Finally listened to it. I was enamoured with Benji immediately; not so much with this. (Perhaps, hopefully, it will grown on me, as it's quite clearly much less accessible.) I read along with the lyric sheet, which for the first time ever I'm not sure was a great idea, as it seems to take his worst lyrical excesses and double down them a lot, and rarely is the music beautiful or engaging enough to make it okay. The lyrics are pretty tedious a lot of the time. On Benji, those hyper-autobiographical lyrics combined with beautiful, subdued music, innocent, genuine vocals and a relatable overarching theme that ensured most, if not all, the songs resonated quite deeply. On most of the songs here (most, if not all, of which well overstay their welcome) you get all the autobiographical stuff without a wider lens, and it just doesn't inspire the astonishment in me that Benji did. We get it, you're in another country, you woke up, you had a conversation in broken English, you thought about your girlfriend, you watched a TV show, you think about boxing a lot, etc etc etc, and this minutiae is universal, but where's the universal themes?
Some of the good:
I don't recall The Possum sounding like this, but it's still a pretty great song, I think. I looooove the guitar during the slow, spoken-word verses in the latter half of the song, that works really well, as well as the drumming that comes in before the last minute. The flamenco guitar part at the end is completely superfluous and doesn't fit the mood of the previous eight minutes at all though. Birds of Flims is pretty nice. With a Sort of Grace I was expecting to be a lengthy, navel-gazing trip so I was pretty surprised to find that it's relatively heavy. The guitar is good and the quieter interludes are nice, although strange given how different the rest of the song is. Garden of Lavender is one of the better songs on the album. Just some nice guitar playing and it is one of the few songs that seems to have that Benji penchant of connecting something random (tending to his lavender) to the wider human experience (The Possum is the only other one). I still don't think it could match it with most, if not all, of Benji's tracks, but yeah. It's good. I recall not liking Ali/Spinks 2 at all when it came out but it too is one of the better tracks here. Like the guitar, huge fan of the lengthy instrumental part around 90 seconds. The closing track has some good moments too.

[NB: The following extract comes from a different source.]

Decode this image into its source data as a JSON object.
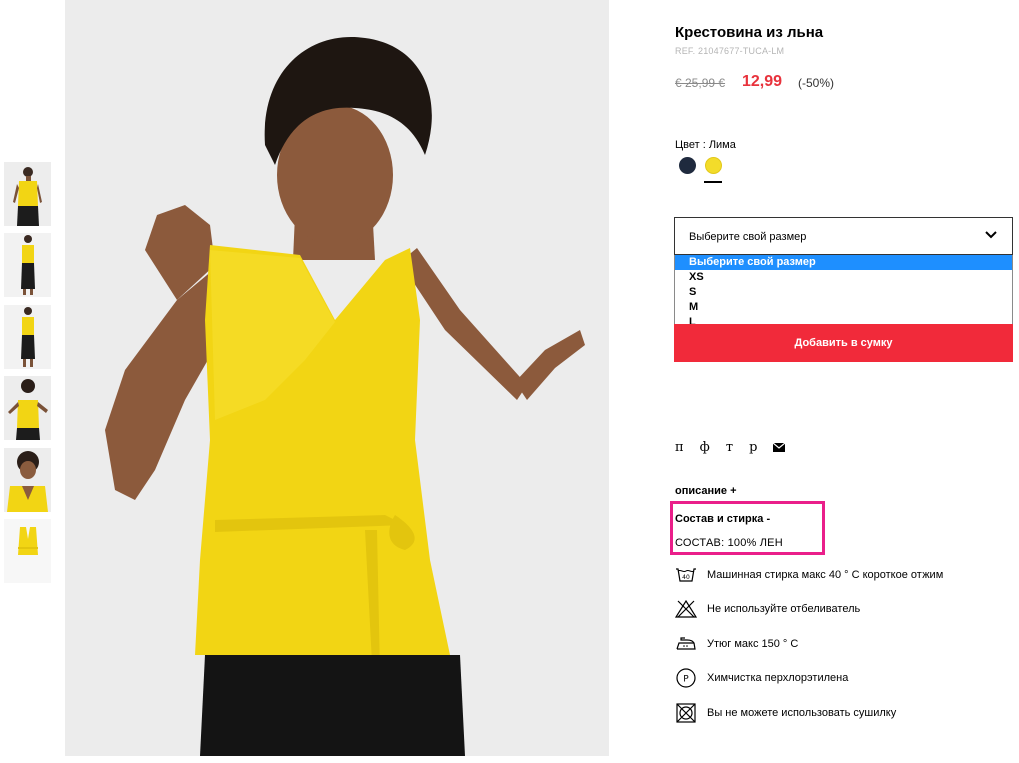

But there's a lot of ordinary stuff too. The one-two of Williamsburg Sleeve Tattoo Blues and Little Rascals is a real fucking slog. The former could honestly be someone doing a pisstake of Kozelek. Self-referential at the start but just not that funny and then he spends the next six minutes speak-singing about random events because "well what the fuck". But unlike Micheline or I Watched the Film it really feels like "well what the fuck" and the music doesn't inspire. Little Rascals is worse, following a "this happened then this happened" pattern most of the way through, interspersed by flamenco guitar breaks with distant vocals that just make the song drag even more.
tl;dr - parts of this album are quite good; other parts are not. It feels like he just writes a whole bunch of shit all the time and he decided he had enough to release an album.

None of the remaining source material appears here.